Purpose: Periodontal tissue destruction is a host mediated immunoinflammatory lesion, triggered by the accumulation of a complex microbial ecology in biofilms juxtaposed to the tissues. Current evidence is providing substantive support that characteristics of the portfolio of responses of individual hosts, e.g. controlled by gene expression variation, may be more significant than the commensal microbial biofilm dissimilarities in explaining disparities in the expression and severity of disease across the population. We report our molecular approaches, including microarray technology, to describe the responses in local host tissues to infection by oral microorganisms.
Materials and Methods: We describe a murine calvarial model (MCM) and a rat oral infection model (ROIM). The MCM focused on gene expression patterns of soft tissue and bone following monoinfection with Porphyromonas gingivalis (P. gingivalis), Treponema denticola (T. denticola), or Tannerella forsythia (T. forsythia), or a polybacterial challenge with this consortium. The ROIM evaluated gene expression in gingival tissues following oral infection with each of the microorganisms.

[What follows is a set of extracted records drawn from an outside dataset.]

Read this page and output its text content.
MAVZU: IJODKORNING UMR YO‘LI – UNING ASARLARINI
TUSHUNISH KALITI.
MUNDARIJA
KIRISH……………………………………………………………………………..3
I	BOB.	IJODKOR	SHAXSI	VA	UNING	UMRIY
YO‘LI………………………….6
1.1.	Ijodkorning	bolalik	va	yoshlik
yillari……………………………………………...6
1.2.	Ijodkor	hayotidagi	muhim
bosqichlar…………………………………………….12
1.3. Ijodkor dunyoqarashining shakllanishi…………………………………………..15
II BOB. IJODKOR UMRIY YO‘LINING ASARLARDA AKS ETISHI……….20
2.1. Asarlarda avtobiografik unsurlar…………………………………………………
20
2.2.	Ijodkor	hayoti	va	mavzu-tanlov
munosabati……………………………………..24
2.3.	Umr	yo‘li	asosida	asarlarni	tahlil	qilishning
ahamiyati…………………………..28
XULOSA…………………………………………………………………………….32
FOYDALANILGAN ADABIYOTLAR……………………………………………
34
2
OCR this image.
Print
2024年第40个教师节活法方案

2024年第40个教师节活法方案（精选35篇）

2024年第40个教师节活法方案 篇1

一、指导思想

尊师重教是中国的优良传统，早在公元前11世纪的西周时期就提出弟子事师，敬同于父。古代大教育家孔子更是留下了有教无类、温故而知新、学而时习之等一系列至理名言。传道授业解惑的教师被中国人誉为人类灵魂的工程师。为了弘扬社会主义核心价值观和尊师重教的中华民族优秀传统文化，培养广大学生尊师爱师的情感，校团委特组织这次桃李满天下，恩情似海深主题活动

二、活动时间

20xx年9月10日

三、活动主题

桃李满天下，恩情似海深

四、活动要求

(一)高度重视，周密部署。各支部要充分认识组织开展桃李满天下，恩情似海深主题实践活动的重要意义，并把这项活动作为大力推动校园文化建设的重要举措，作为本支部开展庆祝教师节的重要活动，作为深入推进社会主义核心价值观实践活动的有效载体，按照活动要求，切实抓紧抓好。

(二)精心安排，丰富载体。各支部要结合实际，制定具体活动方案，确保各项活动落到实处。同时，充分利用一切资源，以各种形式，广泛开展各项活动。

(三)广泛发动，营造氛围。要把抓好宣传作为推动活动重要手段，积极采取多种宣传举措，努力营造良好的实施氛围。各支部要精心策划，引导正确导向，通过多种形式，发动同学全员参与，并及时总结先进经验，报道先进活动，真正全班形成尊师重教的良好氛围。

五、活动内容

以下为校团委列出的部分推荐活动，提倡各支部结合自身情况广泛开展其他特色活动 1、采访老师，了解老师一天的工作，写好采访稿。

Results: The MCM identified gene families and genes that demonstrated a significantly altered expression after local infection with the oral bacteria. Importantly, gene expression profiles were substantially different between soft tissue and calvarial bone, and the gene profiles with the polybacterial infection showed extensive differences from the monoinfections. The ROIM demonstrated for the first time the ability to successfully orally infect rats with members of this human pathogenic consortium. We noted significantly increased bone loss with the consortium, and variations in gene expression profiles related to the type of infection.
Conclusions: The results from both models supported a dramatically different pattern of gene expression than what might have been expected based upon previous ‘reductionist’ approaches. Microarray technology should better describe the range of host responses that occur in local tissue challenged with oral bacteria, and may provide a very different gene expression footprint of homeostasis versus critical molecular mechanisms that enable disease progression.
Keywords: microarray, polybacterial infection, animal models, gene expression.